Large Language Models (LLMs), renowned for their remarkable performance,
present a challenge due to their colossal model size when it comes to practical
deployment. In response to this challenge, efforts have been directed toward
the application of traditional network pruning techniques to LLMs, uncovering a
massive number of parameters can be pruned in one-shot without hurting
performance. Building upon insights gained from pre-LLM models, prevailing LLM
pruning strategies have consistently adhered to the practice of uniformly
pruning all layers at equivalent sparsity. However, this observation stands in
contrast to the prevailing trends observed in the field of vision models, where
non-uniform layerwise sparsity typically yields substantially improved results.

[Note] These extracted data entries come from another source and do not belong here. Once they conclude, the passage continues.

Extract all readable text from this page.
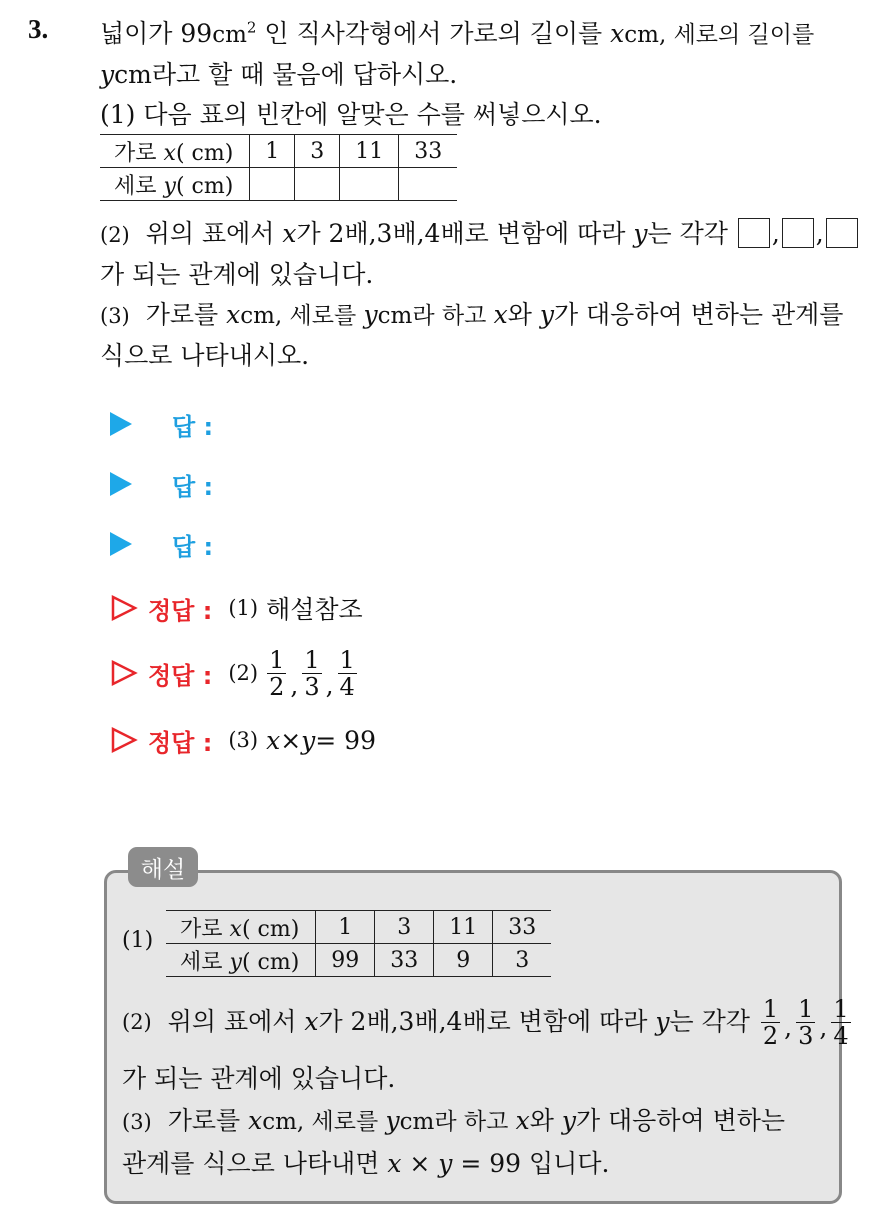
3. 넓이가 $99cm^2$ 인 직사각형에서 가로의 길이를 xcm, 세로의 길이를
ycm라고 할 때 물음에 답하시오.
(1) 다음 표의 빈칸에 알맞은 수를 써넣으시오.
가로 x( cm)	1	3	11	33
세로 y( cm)				
(2) 위의 표에서 x가 2배,3배,4배로 변함에 따라 y는 각각 , ,
가 되는 관계에 있습니다.
(3) 가로를 xcm, 세로를 ycm라 하고 x와 y가 대응하여 변하는 관계를
식으로 나타내시오.
답 :
답 :
답 :
정답 : (1) 해설참조
정답 : $(2) \frac{1}{2}$ , $\frac{1}{3}$ , $\frac{1}{4}$
정답 : (3) x × y = 99
해설
(1) 가로 x( cm)	1	3	11	33
세로 y( cm)	99	33	9	3
(2) 위의 표에서 x 가 2배,3배,4배로 변함에 따라 y 는 각각 $\frac{1}{2}$ , $\frac{1}{3}$ , $\frac{1}{4}$
가 되는 관계에 있습니다.
(3) 가로를 xcm, 세로를 ycm라 하고 x와 y가 대응하여 변하는
관계를 식으로 나타내면 x × y = 99 입니다.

To elucidate the underlying reasons for this disparity, we conduct a
comprehensive analysis of the distribution of token features within LLMs. In
doing so, we discover a strong correlation with the emergence of outliers,
defined as features exhibiting significantly greater magnitudes compared to
their counterparts in feature dimensions. Inspired by this finding, we
introduce a novel LLM pruning methodology that incorporates a tailored set of
non-uniform layerwise sparsity ratios specifically designed for LLM pruning,
termed as Outlier Weighed Layerwise sparsity (OWL). The sparsity ratio of OWL
is directly proportional to the outlier ratio observed within each layer,
facilitating a more effective alignment between layerwise weight sparsity and
outlier ratios. Our empirical evaluation, conducted across the LLaMA-V1 family
and OPT, spanning various benchmarks, demonstrates the distinct advantages
offered by OWL over previous methods. For instance, our approach exhibits a
remarkable performance gain, surpassing the state-of-the-art Wanda and
SparseGPT by 61.22 and 6.80 perplexity at a high sparsity level of 70%,
respectively.

大语言模型（LLMs）的巨大模型规模在实际部署中引发挑战，因此针对此问题，我们对传统网络修剪技术应用于 LLMs，大量参数可以被剪枝，而不会损害性能。基于从预训练 LLMs 模型中获得的经验，我们的实验结果表明，非均匀层间稀疏性相比于均匀层间稀疏性通常具有更好的效果。为了阐明这种差异的潜在原因，我们开展了对 LLMs 内部特征分布的全面分析。在这个基础上，我们提出了一种新的 LLMs 修剪方法，包含一套特定设计为 LLMs 修剪的非均匀层间稀疏率，称为离群值加权层间稀疏（OWL）。OWL 的稀疏率与每个层中观察到的离群值比例成正比，使得层间权重稀疏性与离群值比例之间能够更加有效地对齐。我们的实证评估结果显示，OWL 相比于先前方法具有显著的优势，例如，在 70% 的高稀疏度下，我们的方法在困惑度上超过了最新的 Wanda 和 SparseGPT 方法，分别提升了 61.22 和 6.80。